I try to comfort her, to no avail. Complaints just ooze from her. When she's not crying, she's talking so fast I can barely understand her over the phone, but I can see it's deep trouble: she wants to tell her husband that night that it's all over. I try to get her to think it over once more, leave some time for herself to ripen the final decision.
- No reason to. Not anymore.
I offer her to come up to me to the Mátra mountains for a day or two so we can look through everything. I can feel she would want to, but she hardens herself.
- Now I will play with open cards - she says.
I ask her how to mean that one, but I don't get any smarter from her answer:
- Mean it as you want it.

I look into my girls' eyes, I can see they know that something horribly wrong is going on, but they still don't ask anything, they just cry silently, without tears. "Your father is sick - I lied - and I have to go on a trip, for work. You will stay with Grandma for a while.” „ But I want to be with you two... always” - begs the younger one, and her tears start to flow. On the older one's face, bitterness. „ You won't get divorced, will you?”. „No.” - I lie again. I hate myself, I hate Peter. Where did we go wrong? Who is responsible for all this?

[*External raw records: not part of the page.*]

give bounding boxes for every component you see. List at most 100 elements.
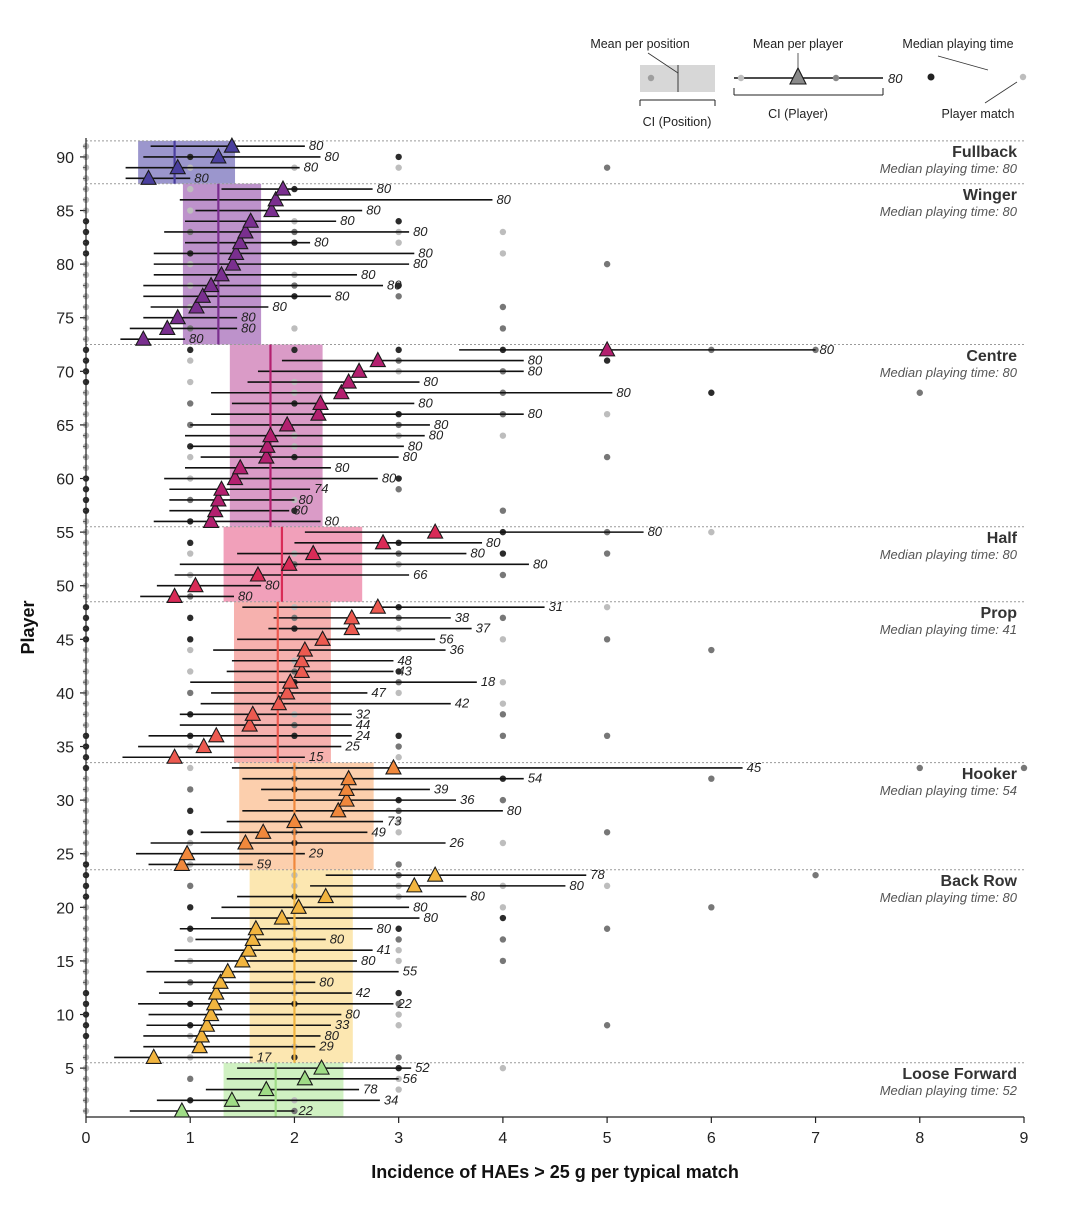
player-mean-triangle — [194, 287, 212, 303]
playing-time-label: 38 — [455, 610, 470, 625]
player-match-dot — [499, 732, 507, 739]
player-match-dot — [603, 636, 611, 643]
y-tick-label: 40 — [56, 686, 74, 703]
player-match-dot — [187, 646, 194, 654]
player-match-dot — [603, 829, 611, 836]
player-mean-triangle — [202, 276, 220, 293]
playing-time-label: 26 — [449, 835, 465, 850]
player-match-dot — [395, 936, 402, 943]
player-match-dot — [603, 603, 611, 611]
playing-time-label: 80 — [189, 331, 204, 346]
player-mean-triangle — [254, 823, 272, 839]
player-match-dot — [603, 925, 611, 932]
player-match-dot — [499, 839, 507, 847]
player-match-dot — [187, 829, 194, 836]
playing-time-label: 80 — [377, 181, 392, 196]
player-match-dot — [395, 861, 402, 868]
position-name: Centre — [966, 348, 1017, 365]
legend-ci-player: CI (Player) — [768, 107, 828, 121]
playing-time-label: 22 — [396, 996, 412, 1011]
player-mean-triangle — [262, 426, 279, 443]
playing-time-label: 80 — [340, 213, 355, 228]
player-match-dot — [395, 743, 402, 750]
player-match-dot — [395, 1086, 402, 1093]
playing-time-label: 80 — [241, 320, 256, 335]
playing-time-label: 80 — [298, 492, 313, 507]
x-tick-label: 8 — [915, 1130, 924, 1147]
playing-time-label: 15 — [309, 749, 324, 764]
player-match-dot — [395, 1000, 402, 1007]
player-match-dot — [187, 207, 194, 214]
player-mean-triangle — [145, 1048, 163, 1064]
legend-ci-position: CI (Position) — [643, 115, 712, 129]
player-mean-triangle — [187, 576, 204, 593]
playing-time-label: 80 — [194, 170, 209, 185]
player-mean-triangle — [263, 201, 280, 218]
player-match-dot — [291, 346, 298, 354]
playing-time-label: 39 — [434, 781, 448, 796]
playing-time-label: 47 — [371, 685, 386, 700]
player-match-dot — [499, 711, 507, 718]
player-mean-triangle — [296, 640, 314, 657]
player-match-dot — [395, 239, 402, 246]
player-mean-triangle — [343, 619, 361, 636]
player-mean-triangle — [188, 297, 205, 314]
x-tick-label: 3 — [394, 1130, 403, 1147]
playing-time-label: 80 — [418, 395, 433, 410]
x-tick-label: 0 — [82, 1130, 91, 1147]
playing-time-label: 80 — [366, 203, 381, 218]
player-match-dot — [187, 668, 194, 675]
player-match-dot — [499, 1064, 507, 1072]
playing-time-label: 80 — [241, 310, 256, 325]
playing-time-label: 73 — [387, 814, 402, 829]
legend-example-time: 80 — [888, 71, 903, 86]
player-match-dot — [187, 185, 194, 193]
playing-time-label: 29 — [308, 846, 323, 861]
player-match-dot — [395, 947, 402, 954]
player-match-dot — [187, 378, 194, 386]
legend: Mean per position CI (Position) Mean per p… — [590, 37, 1027, 129]
playing-time-label: 42 — [356, 985, 371, 1000]
player-mean-triangle — [219, 962, 237, 979]
player-match-dot — [395, 282, 402, 289]
player-mean-triangle — [237, 222, 254, 239]
player-match-dot — [187, 539, 194, 547]
player-match-dot — [603, 260, 611, 268]
playing-time-label: 17 — [257, 1049, 272, 1064]
player-mean-triangle — [338, 780, 355, 796]
player-match-dot — [499, 228, 507, 236]
player-match-dot — [916, 764, 923, 772]
player-match-dot — [812, 871, 819, 879]
playing-time-label: 80 — [528, 363, 543, 378]
player-match-dot — [499, 700, 507, 707]
player-match-dot — [499, 796, 507, 804]
player-match-dot — [395, 475, 402, 482]
playing-time-label: 80 — [496, 192, 511, 207]
player-mean-triangle — [212, 973, 229, 989]
legend-player-mean-triangle — [789, 66, 807, 85]
player-match-dot — [499, 303, 507, 311]
playing-time-label: 36 — [460, 792, 475, 807]
player-match-dot — [708, 389, 715, 396]
playing-time-label: 43 — [397, 663, 412, 678]
playing-time-label: 78 — [363, 1082, 378, 1097]
player-mean-triangle — [369, 597, 387, 614]
player-mean-triangle — [293, 662, 311, 679]
player-mean-triangle — [293, 651, 311, 668]
playing-time-label: 44 — [356, 717, 370, 732]
player-mean-triangle — [240, 941, 258, 957]
playing-time-label: 80 — [470, 889, 485, 904]
player-mean-triangle — [237, 833, 254, 850]
player-match-dot — [395, 668, 402, 675]
position-median-time: Median playing time: 54 — [880, 783, 1017, 798]
playing-time-label: 80 — [361, 267, 376, 282]
player-mean-triangle — [309, 405, 327, 421]
playing-time-label: 80 — [413, 256, 428, 271]
player-mean-triangle — [173, 855, 191, 871]
position-median-time: Median playing time: 80 — [880, 365, 1018, 380]
y-tick-label: 85 — [56, 204, 74, 221]
player-match-dot — [291, 507, 298, 514]
legend-player-match-pointer — [984, 81, 1018, 104]
player-match-dot — [291, 325, 298, 332]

To my parents, I just routinely dish out the lies. Peter is sick, I have to go out of town. My father offers to go over to him. I reject it angrily. "Come, girl, let's talk it over!" - he pulls me by my arm toward his study, like in the old days when they made me pay the difference between the cheapie school bag and the trendy one in my freshman year in high school. If I can't get out of my parents' house, I will cry, and that's the last think I want to do. "Thanks, Dad, but I gotta go. I have some crap going on at my office and I have to be there." Lying goes easier and easier. "Are you sure you know what you're doing?" - my father asks. He can see inside me, as always. "Yyyyyyyyyeah... I think so." "I hope you know you can always count on us?" "I know."
I say goodbye to the kids. They're crying. At that point, so am I. I try to calm then, best as I can, then I step out the door. Their teary eyes haunt me to go back and reverse all. But no, it's impossible.
In the car I ask myself the question I really tried to avoid so far: And now, where?
I think of my first love, the Mátra, where we have even been together. I almost take the highway M3 towards it, then I have a better idea.